Lui l’enfant de Saint-Dizier, a gravi les échelons un à un. Fils d’instits, il est -à n’en pas douter- la représentation de la méritocratie à la française. Brillant étudiant à sciences-po dérogeant à la tradition familiale du professorat, il commence sa carrière à la Westdeutche – Landesbank où il en sera le Secrétaire Général. Puis comme attiré par les sirènes de nos institutions protégeant les plus démunis, il deviendra un directeur nomade d’Assedic, passant par Nancy ou encore Nantes pour revenir quelques années plus tard, dans la capitale clôturer une carrière riche en tant que Directeur Général Adjoint de Pôle emploi. Auteur de plusieurs ouvrages, aujourd’hui Vice-Président de notre think-tank, il est aujourd’hui reconnu comme un des principaux experts de notre modèle social.

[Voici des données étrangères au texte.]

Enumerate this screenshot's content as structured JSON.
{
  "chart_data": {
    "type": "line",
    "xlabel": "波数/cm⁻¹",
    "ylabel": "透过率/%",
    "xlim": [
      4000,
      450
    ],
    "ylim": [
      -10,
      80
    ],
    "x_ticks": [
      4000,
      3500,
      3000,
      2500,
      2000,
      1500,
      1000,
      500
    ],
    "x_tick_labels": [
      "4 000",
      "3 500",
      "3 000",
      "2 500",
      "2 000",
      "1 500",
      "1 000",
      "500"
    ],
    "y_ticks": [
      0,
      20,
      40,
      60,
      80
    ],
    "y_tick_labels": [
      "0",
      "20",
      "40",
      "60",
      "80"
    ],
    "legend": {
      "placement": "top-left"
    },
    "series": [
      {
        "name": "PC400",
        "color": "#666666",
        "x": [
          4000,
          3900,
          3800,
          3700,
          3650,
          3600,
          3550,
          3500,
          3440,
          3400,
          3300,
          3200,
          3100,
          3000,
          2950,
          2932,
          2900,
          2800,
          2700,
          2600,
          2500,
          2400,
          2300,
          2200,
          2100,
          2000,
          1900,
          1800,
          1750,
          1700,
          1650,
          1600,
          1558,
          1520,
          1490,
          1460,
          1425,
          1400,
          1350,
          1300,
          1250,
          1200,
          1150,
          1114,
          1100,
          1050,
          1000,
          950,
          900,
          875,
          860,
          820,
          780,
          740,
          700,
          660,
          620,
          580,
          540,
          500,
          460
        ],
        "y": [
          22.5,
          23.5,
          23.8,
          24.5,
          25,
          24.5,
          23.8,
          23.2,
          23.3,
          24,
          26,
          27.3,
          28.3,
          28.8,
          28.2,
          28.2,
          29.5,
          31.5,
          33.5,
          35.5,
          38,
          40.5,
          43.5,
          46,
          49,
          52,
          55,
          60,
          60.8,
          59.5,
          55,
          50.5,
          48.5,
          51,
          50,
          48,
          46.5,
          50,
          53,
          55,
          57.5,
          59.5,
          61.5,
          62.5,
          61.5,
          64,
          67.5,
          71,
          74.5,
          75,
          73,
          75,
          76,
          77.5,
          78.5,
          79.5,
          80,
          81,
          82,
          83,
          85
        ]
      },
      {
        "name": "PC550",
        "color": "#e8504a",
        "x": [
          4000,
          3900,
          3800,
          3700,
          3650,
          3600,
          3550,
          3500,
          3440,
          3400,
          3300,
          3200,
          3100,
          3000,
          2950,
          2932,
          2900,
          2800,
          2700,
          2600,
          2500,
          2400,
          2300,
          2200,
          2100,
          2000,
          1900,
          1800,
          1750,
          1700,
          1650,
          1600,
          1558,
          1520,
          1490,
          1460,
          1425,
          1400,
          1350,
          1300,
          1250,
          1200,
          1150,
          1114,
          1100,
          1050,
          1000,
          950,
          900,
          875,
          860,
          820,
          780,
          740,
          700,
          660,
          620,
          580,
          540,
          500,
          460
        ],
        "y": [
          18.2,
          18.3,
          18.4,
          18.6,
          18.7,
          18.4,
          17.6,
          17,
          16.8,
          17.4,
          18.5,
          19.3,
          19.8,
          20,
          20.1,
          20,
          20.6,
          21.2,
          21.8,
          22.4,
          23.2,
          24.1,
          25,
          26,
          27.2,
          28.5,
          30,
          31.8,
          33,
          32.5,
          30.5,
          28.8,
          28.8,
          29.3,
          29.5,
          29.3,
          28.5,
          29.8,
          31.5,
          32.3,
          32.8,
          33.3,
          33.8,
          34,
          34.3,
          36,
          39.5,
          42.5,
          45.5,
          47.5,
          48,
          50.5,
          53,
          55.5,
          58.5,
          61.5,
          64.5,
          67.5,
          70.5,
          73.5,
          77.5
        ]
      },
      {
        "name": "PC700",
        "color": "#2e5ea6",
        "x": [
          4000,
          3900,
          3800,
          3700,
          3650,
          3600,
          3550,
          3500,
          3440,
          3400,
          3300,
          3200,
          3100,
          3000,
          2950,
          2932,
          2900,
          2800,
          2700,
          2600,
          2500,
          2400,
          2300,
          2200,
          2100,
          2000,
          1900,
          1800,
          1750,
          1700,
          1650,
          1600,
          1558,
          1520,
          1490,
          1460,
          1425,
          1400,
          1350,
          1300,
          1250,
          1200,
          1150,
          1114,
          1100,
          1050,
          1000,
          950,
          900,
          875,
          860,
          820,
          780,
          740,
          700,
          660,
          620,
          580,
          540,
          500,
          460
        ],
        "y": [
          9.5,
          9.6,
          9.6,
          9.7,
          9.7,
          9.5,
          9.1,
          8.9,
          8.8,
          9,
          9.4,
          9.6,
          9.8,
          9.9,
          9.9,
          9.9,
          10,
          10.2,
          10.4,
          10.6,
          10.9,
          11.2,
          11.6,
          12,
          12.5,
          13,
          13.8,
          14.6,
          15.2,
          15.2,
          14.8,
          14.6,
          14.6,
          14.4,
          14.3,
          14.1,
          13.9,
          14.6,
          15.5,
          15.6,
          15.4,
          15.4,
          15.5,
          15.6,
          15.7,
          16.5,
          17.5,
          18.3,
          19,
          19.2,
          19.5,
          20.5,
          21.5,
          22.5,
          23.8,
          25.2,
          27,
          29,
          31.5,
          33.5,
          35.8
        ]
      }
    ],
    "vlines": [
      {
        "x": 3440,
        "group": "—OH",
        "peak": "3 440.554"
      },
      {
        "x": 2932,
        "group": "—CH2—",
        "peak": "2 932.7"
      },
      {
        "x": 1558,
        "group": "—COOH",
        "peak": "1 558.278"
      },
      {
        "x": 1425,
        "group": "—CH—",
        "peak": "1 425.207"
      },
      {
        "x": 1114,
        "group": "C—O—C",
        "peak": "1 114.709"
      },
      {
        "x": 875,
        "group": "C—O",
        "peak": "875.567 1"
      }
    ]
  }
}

Ayant inlassablement et passionnément travaillé pour l’intérêt général, il avoue cependant à son auditoire avoir fauté… En effet, alors étudiant à Paris, capitale dont il tombe tout de suite sous le charme, il est atteint par de violentes douleurs au cerveau. L’académie de médecine restant perplexe, il profite de l’occasion pour faire appel de la décision de l’armée de le considérer comme apte, se soumettant à une batterie de tests, il obtient gain de cause et ne vit donc jamais la couleur des uniformes. Faute avouée est à demi pardonnée, notre repenti se permit un pied de nez à l’histoire, se faisant ainsi remettre ce soir d’avril, les insignes d’Officier dans l’Ordre National du Mérite par un Général de Corps d’Armée qui nous est bien connu, membre du CRAPS, Alain Gilles.

Notre homme, cultivé et lettré, conclut son discours avec humilité en faisant référence à la sagesse de Victor Hugo, « mes amis, vous l’aurez compris, je ne suis rien, mais je compose mon puzzle intime avec diverses pièces dont vous êtes les plus importantes ; ce sont en tout cas celles indispensables à mon équilibre. Et de cela je vous remercie très chaleureusement ».

Le CRAPS tient à lui adresser ses vives félicitations, pour cette récompense qui honore sont parcours, son humanisme et ses multiples qualités qui ne sont plus à démontrer.